The newly elected President banned immigration from Islamic countries like Iran, Iraq, Syria, Yemen, Somalia, Sudan and Libya. Some internal factors like Pakistan Army chief General Raheel Sharif’s retirement and his place being taken over by General Qamar Javed Bajwa and latter’s skeptical view about the JuD and its activity–are also cited as reasons behind action against Hafiz Saeed.  In this regard, Pakistan Army spokesman Major General Asif Ghafoor’s statement is a case in point. He said that Saeed’s detention has the backing of the military and that it was a policy decision taken in national interest. Further stirring the political pot in Pakistan, Defence Minister Khwaja Asif declared the JuD chief as a “serious threat” to the nation at a security conference in Munich. Considered to be close to the Pakistan’s military, Khwaja Asif also said that “Saeed has been placed under house arrest in the country’s larger interest.”

However, experts see it merely as “eyewash.” Saeed has been arrested several times and released subsequently in the past. Following the attack on Parliament on December 13, 2001 and consequent international uproar, Saeed was arrested in 2001, but was released in March 2002 when the pressure abated. He was arrested again in May and released in October 2002. After Mumbai train blasts, he was imprisoned in August 2006, but released in October 2006. After the UN placed the JuD under 1267 list, the JuD founder was again put under house arrest in December 2008. He was released by the Lahore High Court in June 2009.

In the same year, he was again arrested and the Lahore High Court again set him free, quashing all cases against him. This drama has not yet stopped. A two-member bench of the Lahore High Court headed by Justice Sardar Shamim recently issued a notice to Pakistan’s Punjab province government and the Central government to respond as to why the JuD and his five aides have been detained. Interestingly, only for 90 days, Saeed has been put under house arrest. That means, all this enactment of drama has been undertaken to assuage American anger and that of local people, who are equally at pains to see increasing incidents of terrorism-related violence and bloodbath across the country.

There is a murmur in India’s diplomatic and strategic community that China could have also pressured Pakistan into detaining the mastermind of the 26/11 attack in Mumbai as soon after the JuD chief’s detention, China sent its’ Vice Foreign Minister Cheng Guoping, who looks after external security affairs and terrorism to Pakistan.
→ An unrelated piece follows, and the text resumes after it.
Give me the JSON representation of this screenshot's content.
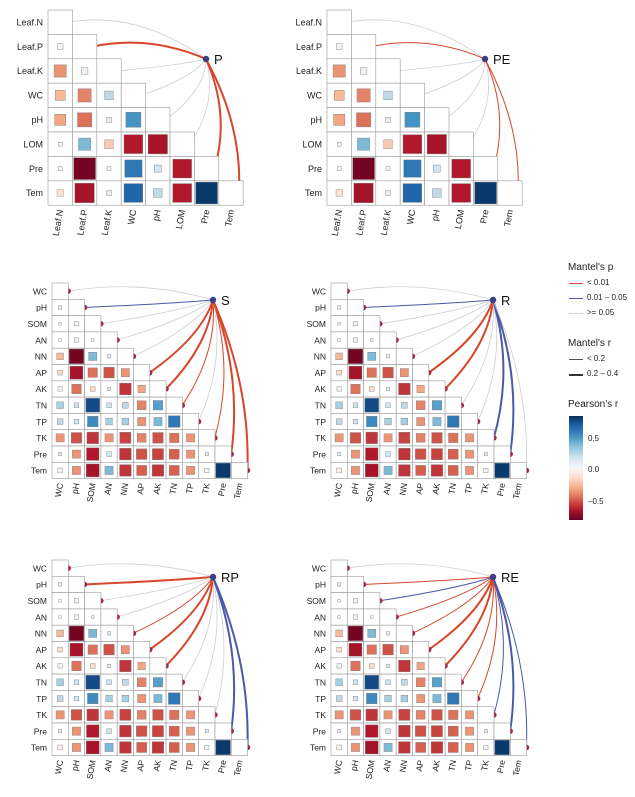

China is concerned about spate of terrorists’ attack in Xinjiang region, where six attackers were killed in two separate incidents in January in Hotan, an area close to the Pakistan-occupied Kashmir. China is in possession of documentary proof, showing Pakistan-based terrorists having close links with separatist East Turkestan Islamic Movement (ETIM) which is blamed for violence and killings in Xinjiang region.

At the same time China is also worried about the safety of its $46 billion China-Pakistan Economic Corridor (CPEC) project. It fears that continued terrorists’ activity in the PoK and Pakistan’s other parts could jeopardize its CPEC project and with this the country’s One-Belt-One-Road scheme, connecting China to South Asia, Central Asia and Europe. Incidentally, while Beijing tacitly pushed Islamabad into detaining Hafiz Saeed, it has continuously blocked India and recently, the US-led proposal to declare Jaish-e-Muhammad chief Azhar Masood as international terrorist. That means, on the JeM chief issue, both China and Pakistan would continue to be on the same page so long as the former continues to be a factor of destabilization in India. Although the JuD chief is also an anti-India force, but since he is close to the Uyghur insurgents, China has no love lost for him.

Nevertheless, Pakistan continues to be a pain in the neck of India’s South Asia’s neighbourhood first strategy. Even as Islamabad faces diplomatic isolation in the region, it has not stopped encouraging terrorists from crossing the Line of Control and attacking Indian interests. However, signs emerging from Pakistan suggest that days are not far away when it would be left with no choice while becoming a failed state.